The Dominion Post (Wellington, New Zealand
December 11, 2003, Thursday
One of his book covers
http://www.tc.umn.edu/~brams007/simak/images/covers_hc/choice.jpg
Michael Barry Hinge, illustrator and graphic designer. B Auckland, August 9,
1931, d Philadelphia, August 2003.
DESPITE success as an illustrator and graphic designer after moving to the
United States 44 years ago, Mike Hinge remained virtually unknown in New
Zealand.
His success included portraits with a distinct pop art influence for the
cover of Time magazine -- Japanese emperor Hirohito in October, 1971 and
Richard Nixon, as the Watergate crisis deepened, in November 1973.

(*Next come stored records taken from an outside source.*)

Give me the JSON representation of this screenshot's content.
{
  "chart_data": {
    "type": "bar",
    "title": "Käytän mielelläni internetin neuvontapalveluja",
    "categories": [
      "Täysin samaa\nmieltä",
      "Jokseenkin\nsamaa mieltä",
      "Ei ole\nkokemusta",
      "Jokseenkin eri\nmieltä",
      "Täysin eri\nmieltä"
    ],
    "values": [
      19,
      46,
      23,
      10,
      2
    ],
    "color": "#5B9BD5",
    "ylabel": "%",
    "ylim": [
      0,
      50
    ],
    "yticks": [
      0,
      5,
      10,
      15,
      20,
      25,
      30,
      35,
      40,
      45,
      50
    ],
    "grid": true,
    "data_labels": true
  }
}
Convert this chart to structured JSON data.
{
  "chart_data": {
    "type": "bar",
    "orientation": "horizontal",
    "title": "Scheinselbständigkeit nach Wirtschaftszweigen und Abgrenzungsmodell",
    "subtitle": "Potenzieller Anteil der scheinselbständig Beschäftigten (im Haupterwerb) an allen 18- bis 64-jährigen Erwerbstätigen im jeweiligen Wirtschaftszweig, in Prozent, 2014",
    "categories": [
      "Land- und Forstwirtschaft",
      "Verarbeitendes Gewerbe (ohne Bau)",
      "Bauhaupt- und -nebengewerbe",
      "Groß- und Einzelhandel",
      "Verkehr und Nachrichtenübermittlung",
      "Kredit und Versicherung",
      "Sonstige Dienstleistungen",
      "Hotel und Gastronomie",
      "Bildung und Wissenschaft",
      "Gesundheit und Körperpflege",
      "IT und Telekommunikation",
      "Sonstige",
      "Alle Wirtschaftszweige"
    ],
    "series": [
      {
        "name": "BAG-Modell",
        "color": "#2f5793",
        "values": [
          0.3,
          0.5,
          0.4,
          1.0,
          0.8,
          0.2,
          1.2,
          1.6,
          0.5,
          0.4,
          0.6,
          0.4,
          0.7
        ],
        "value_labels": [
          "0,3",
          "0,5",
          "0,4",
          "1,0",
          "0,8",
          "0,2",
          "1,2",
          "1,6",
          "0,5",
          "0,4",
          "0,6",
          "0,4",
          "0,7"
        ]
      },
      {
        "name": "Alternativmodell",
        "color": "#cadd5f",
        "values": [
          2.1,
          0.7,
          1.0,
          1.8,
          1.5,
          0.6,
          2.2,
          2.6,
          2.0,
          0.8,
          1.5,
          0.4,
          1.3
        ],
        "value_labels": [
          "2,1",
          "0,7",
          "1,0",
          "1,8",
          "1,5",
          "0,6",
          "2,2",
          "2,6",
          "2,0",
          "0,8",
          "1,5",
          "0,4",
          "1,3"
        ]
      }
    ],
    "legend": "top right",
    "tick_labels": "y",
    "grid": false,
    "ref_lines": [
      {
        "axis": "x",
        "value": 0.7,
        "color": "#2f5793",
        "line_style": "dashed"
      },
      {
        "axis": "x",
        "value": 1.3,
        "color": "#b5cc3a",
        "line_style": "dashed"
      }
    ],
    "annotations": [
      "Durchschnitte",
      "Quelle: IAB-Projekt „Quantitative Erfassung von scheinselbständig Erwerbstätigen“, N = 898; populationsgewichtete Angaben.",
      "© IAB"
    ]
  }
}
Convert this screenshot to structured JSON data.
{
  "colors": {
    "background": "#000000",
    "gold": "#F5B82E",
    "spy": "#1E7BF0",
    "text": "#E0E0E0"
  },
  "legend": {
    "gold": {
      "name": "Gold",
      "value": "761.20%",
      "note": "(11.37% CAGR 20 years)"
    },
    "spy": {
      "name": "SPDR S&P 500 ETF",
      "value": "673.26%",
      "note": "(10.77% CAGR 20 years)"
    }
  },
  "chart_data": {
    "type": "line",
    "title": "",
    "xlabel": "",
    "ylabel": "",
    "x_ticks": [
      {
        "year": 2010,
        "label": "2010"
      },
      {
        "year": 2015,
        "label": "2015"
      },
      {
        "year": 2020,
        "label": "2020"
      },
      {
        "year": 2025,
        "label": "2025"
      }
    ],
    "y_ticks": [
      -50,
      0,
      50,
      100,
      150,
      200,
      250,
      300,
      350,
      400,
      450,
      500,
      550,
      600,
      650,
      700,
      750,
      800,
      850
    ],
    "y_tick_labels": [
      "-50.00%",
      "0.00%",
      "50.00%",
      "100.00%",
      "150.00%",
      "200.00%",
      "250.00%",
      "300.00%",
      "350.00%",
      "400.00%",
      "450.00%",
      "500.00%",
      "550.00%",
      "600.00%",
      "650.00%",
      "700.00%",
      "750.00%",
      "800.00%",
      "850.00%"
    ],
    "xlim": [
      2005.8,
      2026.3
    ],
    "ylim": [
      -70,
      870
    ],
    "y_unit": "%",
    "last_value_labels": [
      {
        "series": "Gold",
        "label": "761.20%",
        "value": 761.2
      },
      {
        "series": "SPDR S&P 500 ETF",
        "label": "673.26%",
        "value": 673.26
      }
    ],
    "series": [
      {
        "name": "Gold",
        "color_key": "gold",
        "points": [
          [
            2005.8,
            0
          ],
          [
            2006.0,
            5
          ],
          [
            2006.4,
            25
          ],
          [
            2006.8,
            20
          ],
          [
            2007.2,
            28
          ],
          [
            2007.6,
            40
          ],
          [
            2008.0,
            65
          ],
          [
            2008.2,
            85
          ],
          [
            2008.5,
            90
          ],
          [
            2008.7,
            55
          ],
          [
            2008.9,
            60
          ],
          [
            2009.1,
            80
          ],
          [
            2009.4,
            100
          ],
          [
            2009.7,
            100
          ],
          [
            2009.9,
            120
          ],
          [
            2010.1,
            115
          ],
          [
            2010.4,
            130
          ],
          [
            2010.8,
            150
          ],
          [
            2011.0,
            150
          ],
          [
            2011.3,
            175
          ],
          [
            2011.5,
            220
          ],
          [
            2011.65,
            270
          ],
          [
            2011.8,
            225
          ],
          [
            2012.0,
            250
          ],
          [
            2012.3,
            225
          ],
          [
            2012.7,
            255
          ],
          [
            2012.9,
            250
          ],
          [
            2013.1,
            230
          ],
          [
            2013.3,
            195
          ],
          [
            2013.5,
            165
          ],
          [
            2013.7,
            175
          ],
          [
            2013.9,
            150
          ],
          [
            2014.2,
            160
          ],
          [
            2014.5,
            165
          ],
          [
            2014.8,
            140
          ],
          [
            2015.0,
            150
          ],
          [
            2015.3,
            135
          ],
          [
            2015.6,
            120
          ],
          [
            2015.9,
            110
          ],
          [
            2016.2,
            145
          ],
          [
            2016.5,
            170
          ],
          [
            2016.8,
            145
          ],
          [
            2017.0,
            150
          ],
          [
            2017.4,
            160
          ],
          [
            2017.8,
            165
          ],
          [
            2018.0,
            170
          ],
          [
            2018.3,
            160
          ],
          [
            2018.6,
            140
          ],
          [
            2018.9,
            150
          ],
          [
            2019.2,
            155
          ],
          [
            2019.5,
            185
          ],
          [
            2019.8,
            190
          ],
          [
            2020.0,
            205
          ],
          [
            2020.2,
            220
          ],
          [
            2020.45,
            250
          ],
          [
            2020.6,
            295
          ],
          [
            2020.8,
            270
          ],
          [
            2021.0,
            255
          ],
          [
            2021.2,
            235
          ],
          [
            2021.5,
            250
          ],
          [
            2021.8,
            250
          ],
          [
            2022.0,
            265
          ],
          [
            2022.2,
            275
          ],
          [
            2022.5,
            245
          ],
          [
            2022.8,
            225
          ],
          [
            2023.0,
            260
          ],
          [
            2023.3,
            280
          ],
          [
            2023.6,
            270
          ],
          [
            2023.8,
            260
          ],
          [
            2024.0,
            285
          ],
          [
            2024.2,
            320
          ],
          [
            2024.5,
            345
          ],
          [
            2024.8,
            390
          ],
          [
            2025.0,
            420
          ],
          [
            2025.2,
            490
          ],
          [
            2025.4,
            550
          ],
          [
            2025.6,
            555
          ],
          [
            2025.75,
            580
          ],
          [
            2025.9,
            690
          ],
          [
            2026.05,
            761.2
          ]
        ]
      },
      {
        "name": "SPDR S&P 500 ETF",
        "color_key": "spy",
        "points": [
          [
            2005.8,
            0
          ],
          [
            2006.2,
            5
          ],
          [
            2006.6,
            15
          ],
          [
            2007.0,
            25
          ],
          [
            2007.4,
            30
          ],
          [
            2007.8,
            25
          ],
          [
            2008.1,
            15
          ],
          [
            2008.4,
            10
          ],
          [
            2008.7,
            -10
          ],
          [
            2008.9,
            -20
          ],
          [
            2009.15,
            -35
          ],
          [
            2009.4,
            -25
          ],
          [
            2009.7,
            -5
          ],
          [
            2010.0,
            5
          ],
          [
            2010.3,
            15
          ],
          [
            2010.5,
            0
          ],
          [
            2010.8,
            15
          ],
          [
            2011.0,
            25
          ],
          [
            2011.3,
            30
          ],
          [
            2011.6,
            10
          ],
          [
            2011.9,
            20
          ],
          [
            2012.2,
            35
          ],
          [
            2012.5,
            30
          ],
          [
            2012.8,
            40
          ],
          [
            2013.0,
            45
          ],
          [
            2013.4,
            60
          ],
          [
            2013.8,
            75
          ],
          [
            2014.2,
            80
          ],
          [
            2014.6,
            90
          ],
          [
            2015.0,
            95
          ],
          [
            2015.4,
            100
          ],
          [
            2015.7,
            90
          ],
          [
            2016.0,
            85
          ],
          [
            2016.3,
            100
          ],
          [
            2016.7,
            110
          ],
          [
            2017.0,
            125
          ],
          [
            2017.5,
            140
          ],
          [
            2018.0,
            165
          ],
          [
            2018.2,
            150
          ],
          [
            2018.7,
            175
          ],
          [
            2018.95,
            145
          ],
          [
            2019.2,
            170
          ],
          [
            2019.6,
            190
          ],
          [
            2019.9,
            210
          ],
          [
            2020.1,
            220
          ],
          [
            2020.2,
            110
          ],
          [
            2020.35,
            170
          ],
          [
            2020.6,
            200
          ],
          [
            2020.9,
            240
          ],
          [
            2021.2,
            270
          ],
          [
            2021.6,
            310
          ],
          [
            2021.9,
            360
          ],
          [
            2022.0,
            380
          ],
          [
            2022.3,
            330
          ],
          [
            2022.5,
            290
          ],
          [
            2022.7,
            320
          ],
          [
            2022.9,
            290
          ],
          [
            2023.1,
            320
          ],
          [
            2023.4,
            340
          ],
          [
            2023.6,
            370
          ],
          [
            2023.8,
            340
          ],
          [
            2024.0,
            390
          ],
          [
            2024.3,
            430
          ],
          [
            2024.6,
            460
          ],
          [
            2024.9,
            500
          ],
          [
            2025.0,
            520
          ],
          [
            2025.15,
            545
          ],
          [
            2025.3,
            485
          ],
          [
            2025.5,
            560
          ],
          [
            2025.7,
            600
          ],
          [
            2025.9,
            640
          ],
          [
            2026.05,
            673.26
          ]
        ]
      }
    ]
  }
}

The artwork for both covers are now held by the Smithsonian. Film-maker
Stanley Kubrick hired Hinge to design a "cryogenic module" for a display at
cinemas to promote his 1968 movie 2001: A Space Odyssey, but the display was
never constructed.
Hinge illustrated many covers and interiors for American science fiction
magazines Amazing Science Fiction, Fantastic and Analog in the 1970s, as
well as book covers. A comic strip, which he also wrote, appeared in the
graphic magazine Heavy Metal in 1982.
As a professional artist, Hinge was nominated for a Hugo Award -- sci-fi's
most prestigious trophy -- in 1973. New Zealand has featured in the awards
only twice since then, when Peter Jackson's The Fellowship of the Ring won
best dramatic presentation last year and The Two Towers this year. Hinge was
also nominated six times for the Locus Awards bestowed by American sci-fi
news magazine, Locus.
Hinge grew up in a state house in Mission Bay, Auckland. His English father
was a bus driver and his South African mother was a former nurse. Hinge's
twin obsessions were sci-fi and everything American. As a child he would
stay up till 3am, drawing spaceships and futuristic vehicles. By the time he
was a teenager in the late 1940s, he regularly wore a cowboy hat, listened
to the blues and Louis Armstrong and was learning to play jazz trombone.
By the standards of the day, he was a maverick. To the consternation of
audiences at Auckland cinemas, the Americanophile refused to stand when God
Save The King was played before each film. He hated the Union Jack on the
New Zealand flag and suggested a koru design instead.
Hinge studied at Auckland's Elam School of Fine Arts in 1947 and 1948, then
worked as a commercial artist at the Farmers Trading Company and advertising
agencies. In his spare time he helped illustrate several New Zealand amateur
sci-fi publications.
Hinge remained fixated with the US. In 1952, he had applied for a green card
to work there. In 1958, he was granted one and left in June. Until he
boarded a ship to America, the only place he had visited outside Auckland
was Waiheke Island. He enrolled at the Art Center School of Design in Los
Angeles. Commissions included record covers, fashion layouts for JC Penney
and supermarket interiors.
In New York from 1966, Hinge worked in advertising agencies as an art
director and designer. His designs for typefaces and graphics won him
several awards and were exhibited, including a show at the Brooklyn Museum.
A book about his art, The Mike Hinge Experience, was published in 1973, and
his work featured in the anthology The New Visions, in 1982.
Hinge returned home only once. In 1984, his brother Noel, who had won $
333,000 in Lotto's predecessor Golden Kiwi, paid for the trip and bought him
a house in Orewa. But Hinge found the pace too slow and advertising agencies
would not hire him.
He returned to New York the following year and resumed work as a freelance
illustrator. His last professional work was the cover of Amazing Stories in
1993.
Hinge was based in Philadelphia for the past 10 years. He never married,
fearing he couldn't support a family as a freelance artist. He lived alone
and friends became concerned after they had not seen him for several days.
Police broke into his apartment and found his body. He had died of a heart
attack, most likely about a week earlier, around his 72nd birthday. His
ashes were interred in Auckland. -- By Tom Cardy. Sources: N Hinge, N Rowe,
S Meschkow, Locus Online, The Mike Hinge Experience by James Steranko.